SHOULD PASSIVE restraints--air bags or auto matic seat belts, either with or without devices that make them detachable--be required in cars? A 1966 law gives the National Highway Traffic Safety Administration the power to decide, and NHTSA has decided--often, though not always the same way, concerning passive restraints. It required them in 1972, modified its requirement in 1975, suspended it in 1976, issued a new requirement in 1977 and delayed its deadline in 1981. Later in 1981 NHTSA rescinded the passive restraint requirement altogether, and the devices have never been required in cars because of the lead times given manufacturers.

Now the U.S. Court of Appeals here has ruled that NHTSA acted arbitrarily and without factual basis when it rescinded the 1977 passive restraint rule. The court has required NHTSA to produce in 30 days a schedule that will show how it will analyze alternative passive restraint systems and come up with another decision.

The court in effect has asked NHTSA to come up with some good reasons for not enforcing the passive restraint rule Congress has left standing after repeated and prolonged consideration of this issue. The court's criticisms of NHTSA's rationale seem well taken.
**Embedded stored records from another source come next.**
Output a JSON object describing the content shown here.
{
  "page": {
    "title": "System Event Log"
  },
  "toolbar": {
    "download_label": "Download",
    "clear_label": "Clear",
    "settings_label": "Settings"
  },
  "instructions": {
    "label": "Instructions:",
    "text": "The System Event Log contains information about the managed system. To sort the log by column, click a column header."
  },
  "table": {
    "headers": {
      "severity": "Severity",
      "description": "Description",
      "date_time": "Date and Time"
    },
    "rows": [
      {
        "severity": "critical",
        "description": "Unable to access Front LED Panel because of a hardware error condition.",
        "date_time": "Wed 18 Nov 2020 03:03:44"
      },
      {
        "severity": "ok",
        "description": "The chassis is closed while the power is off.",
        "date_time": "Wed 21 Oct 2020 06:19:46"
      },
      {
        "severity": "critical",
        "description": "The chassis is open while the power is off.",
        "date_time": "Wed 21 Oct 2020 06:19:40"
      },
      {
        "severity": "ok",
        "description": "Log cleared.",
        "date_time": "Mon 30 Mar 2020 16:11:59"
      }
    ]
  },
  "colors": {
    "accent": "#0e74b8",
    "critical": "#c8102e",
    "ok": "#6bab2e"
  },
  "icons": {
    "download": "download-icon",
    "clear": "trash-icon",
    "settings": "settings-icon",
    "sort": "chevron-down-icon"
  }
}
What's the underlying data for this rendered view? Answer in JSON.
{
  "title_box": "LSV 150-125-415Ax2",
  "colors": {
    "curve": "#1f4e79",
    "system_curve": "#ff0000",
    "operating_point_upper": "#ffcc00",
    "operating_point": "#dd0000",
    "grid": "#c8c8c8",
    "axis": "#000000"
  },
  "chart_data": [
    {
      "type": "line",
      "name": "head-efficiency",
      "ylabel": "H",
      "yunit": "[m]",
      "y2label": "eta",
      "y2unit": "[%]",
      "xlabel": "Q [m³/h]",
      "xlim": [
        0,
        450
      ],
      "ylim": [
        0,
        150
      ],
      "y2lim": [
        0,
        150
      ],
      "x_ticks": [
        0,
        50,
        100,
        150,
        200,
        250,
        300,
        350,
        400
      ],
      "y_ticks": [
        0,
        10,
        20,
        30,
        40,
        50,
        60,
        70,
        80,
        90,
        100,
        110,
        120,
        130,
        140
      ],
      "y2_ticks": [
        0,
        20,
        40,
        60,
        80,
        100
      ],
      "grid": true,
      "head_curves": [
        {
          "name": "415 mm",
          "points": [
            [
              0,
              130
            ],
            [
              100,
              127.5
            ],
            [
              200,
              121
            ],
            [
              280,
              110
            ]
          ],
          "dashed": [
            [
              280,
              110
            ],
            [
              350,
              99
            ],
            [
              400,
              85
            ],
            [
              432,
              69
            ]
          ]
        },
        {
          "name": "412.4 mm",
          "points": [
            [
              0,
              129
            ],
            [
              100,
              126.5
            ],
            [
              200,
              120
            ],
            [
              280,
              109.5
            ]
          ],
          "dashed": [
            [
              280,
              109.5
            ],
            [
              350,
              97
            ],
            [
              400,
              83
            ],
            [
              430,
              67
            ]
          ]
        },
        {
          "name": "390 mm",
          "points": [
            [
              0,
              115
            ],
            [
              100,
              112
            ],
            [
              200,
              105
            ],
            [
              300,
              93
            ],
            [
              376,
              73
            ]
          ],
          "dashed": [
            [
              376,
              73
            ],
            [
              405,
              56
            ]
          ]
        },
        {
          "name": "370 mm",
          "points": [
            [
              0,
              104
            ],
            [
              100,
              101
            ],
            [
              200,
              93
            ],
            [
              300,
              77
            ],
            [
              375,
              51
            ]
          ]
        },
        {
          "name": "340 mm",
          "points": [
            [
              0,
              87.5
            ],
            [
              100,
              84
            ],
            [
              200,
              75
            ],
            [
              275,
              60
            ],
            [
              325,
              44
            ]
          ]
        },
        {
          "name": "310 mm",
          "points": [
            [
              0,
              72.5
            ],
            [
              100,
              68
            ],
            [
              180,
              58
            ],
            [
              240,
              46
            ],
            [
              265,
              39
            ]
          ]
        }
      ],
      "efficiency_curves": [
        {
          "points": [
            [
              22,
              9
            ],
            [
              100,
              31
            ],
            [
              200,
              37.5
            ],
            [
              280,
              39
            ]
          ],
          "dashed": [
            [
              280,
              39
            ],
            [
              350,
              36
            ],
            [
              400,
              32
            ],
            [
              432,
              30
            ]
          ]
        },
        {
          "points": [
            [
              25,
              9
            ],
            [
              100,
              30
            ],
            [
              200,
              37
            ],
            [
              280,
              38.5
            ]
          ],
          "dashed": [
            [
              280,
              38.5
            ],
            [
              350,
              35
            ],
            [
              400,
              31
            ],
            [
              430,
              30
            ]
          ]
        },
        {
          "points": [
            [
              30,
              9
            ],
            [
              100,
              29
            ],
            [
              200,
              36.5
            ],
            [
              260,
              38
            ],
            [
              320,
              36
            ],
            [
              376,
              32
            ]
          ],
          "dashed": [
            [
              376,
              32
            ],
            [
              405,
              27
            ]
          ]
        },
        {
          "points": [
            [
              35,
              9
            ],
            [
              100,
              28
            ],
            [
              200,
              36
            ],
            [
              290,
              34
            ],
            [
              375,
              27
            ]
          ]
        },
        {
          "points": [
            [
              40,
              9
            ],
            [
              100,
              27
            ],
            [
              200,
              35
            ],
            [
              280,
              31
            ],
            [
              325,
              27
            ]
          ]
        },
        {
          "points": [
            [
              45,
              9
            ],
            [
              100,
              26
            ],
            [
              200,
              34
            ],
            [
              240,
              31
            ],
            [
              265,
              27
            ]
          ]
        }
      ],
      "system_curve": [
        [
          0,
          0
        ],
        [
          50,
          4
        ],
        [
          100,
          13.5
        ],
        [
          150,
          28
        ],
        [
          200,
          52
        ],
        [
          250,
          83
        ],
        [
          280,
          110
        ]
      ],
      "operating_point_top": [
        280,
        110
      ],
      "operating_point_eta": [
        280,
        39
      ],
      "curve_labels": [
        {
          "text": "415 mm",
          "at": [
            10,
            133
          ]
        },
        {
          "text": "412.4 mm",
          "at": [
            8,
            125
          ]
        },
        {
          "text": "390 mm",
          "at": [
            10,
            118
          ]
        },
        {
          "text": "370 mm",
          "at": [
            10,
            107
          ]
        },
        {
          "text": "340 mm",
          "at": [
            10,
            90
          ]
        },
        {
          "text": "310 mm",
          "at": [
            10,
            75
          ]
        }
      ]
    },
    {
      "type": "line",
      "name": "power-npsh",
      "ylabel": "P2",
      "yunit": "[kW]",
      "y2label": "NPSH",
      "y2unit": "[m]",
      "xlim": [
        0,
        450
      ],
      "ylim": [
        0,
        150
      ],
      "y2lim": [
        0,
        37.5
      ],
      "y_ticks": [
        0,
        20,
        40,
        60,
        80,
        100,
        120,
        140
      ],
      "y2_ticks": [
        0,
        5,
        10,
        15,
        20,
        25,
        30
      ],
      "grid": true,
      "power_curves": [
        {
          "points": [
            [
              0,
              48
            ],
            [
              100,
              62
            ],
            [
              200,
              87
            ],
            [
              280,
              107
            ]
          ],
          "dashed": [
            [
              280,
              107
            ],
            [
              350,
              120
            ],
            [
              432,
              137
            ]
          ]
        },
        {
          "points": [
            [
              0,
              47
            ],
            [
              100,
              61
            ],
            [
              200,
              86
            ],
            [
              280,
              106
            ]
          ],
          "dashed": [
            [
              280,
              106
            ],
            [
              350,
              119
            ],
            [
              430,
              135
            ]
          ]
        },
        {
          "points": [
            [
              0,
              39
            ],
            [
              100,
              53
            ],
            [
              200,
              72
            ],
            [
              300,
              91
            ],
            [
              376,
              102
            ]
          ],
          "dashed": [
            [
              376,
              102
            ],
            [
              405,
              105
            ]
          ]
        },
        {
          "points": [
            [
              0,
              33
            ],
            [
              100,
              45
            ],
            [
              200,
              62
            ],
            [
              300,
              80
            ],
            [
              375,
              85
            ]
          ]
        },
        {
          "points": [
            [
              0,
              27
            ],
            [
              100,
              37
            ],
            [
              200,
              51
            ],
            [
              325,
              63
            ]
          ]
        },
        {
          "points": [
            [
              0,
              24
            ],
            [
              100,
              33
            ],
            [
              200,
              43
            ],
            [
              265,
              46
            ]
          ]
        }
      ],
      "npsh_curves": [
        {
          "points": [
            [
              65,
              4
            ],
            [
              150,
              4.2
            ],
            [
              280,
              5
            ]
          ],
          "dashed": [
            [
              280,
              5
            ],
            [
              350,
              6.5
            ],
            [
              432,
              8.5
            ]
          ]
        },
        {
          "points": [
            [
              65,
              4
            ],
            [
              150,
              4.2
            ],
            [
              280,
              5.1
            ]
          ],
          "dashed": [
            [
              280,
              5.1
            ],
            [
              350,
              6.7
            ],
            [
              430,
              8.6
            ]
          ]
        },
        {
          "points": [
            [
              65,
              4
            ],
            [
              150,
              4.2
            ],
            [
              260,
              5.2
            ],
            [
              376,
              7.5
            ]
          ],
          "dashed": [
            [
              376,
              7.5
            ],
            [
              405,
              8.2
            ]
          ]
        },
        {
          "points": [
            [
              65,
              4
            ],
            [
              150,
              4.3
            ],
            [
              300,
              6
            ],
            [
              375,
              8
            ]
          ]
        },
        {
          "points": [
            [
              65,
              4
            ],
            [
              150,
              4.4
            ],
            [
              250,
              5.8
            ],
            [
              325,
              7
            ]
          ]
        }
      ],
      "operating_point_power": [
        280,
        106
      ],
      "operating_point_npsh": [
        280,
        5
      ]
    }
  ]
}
The agency provided no factual basis for its conclusion that detachable automatic seat belts would not be used significantly more often than the seat belts the government already requires; and it gave only the flimsiest of reasons for its refusal to require other forms of passive restraint. In other words, the executive branch did what Congress could easily have done but declined to do: change the basic thrust of an important law.

The Reagan administration advertised its initial delay and subsequent rescission of the passive restraint rule as one dose of medicine for the ailing auto industry. It is worth noting, however, that the industry had long notice of the requirement and had already spent much of the money required to meet it, and that at least one form of passive restraint--the automatic seat belt--would have added only minimally to auto prices.

We are by no means persuaded that the passive restraint rule is needed at all. Government has already provided most auto passengers with the means of protecting themselves, by requiring seat belts in cars, and we do not think government needs to go further by using the regulatory process to protect those who do not choose to protect themselves. We are also sympathetic to the arguments that this is not the time to pile more burdens on the auto makers or to do things that will raise even higher the price of new cars.

But this does seem to be a case where the Reagan administration has gone about the task of what it calls "regulatory relief" the wrong way. The principle that regulatory action should be predictable and not subject to sudden changes works against, not for, what the administration has done. NHTSA can now try to scuttle the passive restraint rule in a way that will pass muster with the courts, but the administration would be better off seeking straightforwardly from Congress the change in the law it wants.